Researchers mobilise to combat antimicrobial resistance
About the role af IVH in the project;
The PIG-PARADIGM project funded by the Novo Nordic Foundation is a large cross-disciplinary project aimed at reducing the need for antibiotic treatment in pig production. The project comprises four interconnected ‘pillars’, i.e., Host, Microbiome, Nutrition and Data Management. IVH plays a major role in particular in the Host pillar for which professor Merete Fredholm is PI. The overarching scientific focus of this pillar is to elucidate the complex interactions between the intestinal microbiome and host factors and determine their separate and combined influence on intestinal health and resilience. The project will bring together researchers across IVH sections with competence in clinical sciences, molecular and quantitative genetics, genomics, pathology, microbiology, bioinformatics.

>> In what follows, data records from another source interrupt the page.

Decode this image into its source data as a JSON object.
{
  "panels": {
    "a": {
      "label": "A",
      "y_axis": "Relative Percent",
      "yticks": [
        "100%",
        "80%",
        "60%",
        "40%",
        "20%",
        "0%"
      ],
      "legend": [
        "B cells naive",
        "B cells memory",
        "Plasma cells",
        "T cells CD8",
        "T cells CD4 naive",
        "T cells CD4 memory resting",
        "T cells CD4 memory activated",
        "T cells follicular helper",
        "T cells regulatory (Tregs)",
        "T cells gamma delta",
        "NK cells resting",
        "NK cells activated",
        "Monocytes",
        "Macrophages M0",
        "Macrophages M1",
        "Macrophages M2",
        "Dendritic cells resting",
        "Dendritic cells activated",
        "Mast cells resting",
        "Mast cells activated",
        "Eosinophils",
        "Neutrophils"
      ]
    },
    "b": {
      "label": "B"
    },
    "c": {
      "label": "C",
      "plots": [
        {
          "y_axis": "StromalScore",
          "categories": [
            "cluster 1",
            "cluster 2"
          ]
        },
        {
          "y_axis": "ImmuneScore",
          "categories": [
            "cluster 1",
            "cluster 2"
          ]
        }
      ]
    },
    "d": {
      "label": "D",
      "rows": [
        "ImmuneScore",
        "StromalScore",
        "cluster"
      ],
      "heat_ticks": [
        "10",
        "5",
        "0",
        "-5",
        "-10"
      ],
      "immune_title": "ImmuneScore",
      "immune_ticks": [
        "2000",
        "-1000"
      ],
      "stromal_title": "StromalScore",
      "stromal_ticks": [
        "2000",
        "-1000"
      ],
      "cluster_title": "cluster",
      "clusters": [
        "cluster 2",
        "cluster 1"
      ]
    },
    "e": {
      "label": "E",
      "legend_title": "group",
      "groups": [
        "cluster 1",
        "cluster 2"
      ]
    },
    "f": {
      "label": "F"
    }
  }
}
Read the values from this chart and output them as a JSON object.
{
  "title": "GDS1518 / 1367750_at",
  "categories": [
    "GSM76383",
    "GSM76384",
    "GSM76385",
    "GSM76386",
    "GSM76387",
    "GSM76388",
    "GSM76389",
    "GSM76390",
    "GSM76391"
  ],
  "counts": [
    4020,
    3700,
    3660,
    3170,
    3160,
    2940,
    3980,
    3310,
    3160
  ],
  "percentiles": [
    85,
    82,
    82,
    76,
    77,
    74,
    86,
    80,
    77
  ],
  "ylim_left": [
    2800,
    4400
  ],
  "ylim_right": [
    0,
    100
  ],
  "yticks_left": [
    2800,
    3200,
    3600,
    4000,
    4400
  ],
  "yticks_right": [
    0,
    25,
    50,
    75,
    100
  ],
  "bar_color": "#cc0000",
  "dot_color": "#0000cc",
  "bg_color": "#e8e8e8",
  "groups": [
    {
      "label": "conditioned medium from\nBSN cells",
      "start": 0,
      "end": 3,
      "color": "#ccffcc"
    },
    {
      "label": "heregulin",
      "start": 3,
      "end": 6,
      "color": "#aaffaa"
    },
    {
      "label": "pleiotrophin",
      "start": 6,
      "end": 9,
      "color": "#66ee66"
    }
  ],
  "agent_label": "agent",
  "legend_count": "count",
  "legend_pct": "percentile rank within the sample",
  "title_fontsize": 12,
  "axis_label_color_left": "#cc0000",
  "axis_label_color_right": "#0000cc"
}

Part of the press release from Novo Nordisk Fonden;
"Antibiotics are used to treat or prevent some types of bacterial infection, for example in the airways or digestive tract of humans and pigs. However, the current overuse of antibiotics leads to bacteria developing resistance and thus creating a lack of antibiotic efficacy and, worst case, a complete lack of therapeutic options to treat bacterial infections. Currently, more than 700,000 people die each year from infections that are resistant to most, or all antibiotics, and the number is increasing. New approaches to prevent common infections in agriculture can help reduce the need for antibiotics and reduce the spread of antibiotic resistance.

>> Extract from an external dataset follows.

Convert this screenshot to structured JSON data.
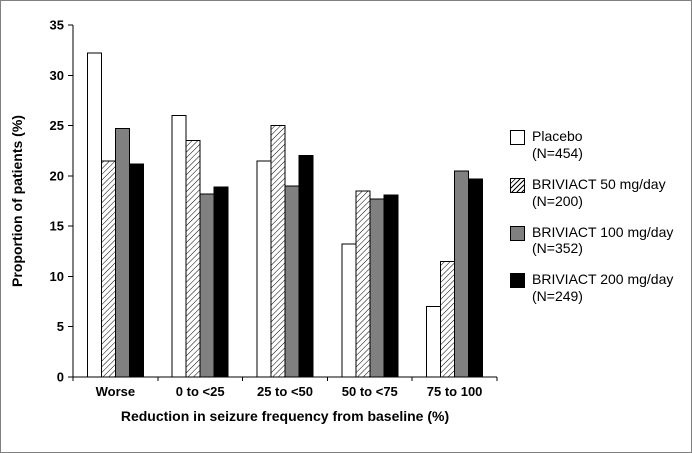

Researchers from universities in Denmark, the United States and the Netherlands are therefore joining forces in a new project, PIG-PARADIGM, collecting data on how to improve intestinal resilience in developing piglets, with the aim of advancing knowledge on how to prevent bacterial infections and reducing the need for antimicrobial use. The Novo Nordisk Foundation is funding the project with DKK 150 million.
“Antimicrobial resistance is one of the greatest global threats to our health. By supporting the project, the Novo Nordisk Foundation wants to contribute to generating new knowledge that can help to reduce the use of antibiotics in the pig farming industry and thereby counteract the development of resistant bacteria,” says Mads Krogsgaard Thomsen, CEO, Novo Nordisk Foundation".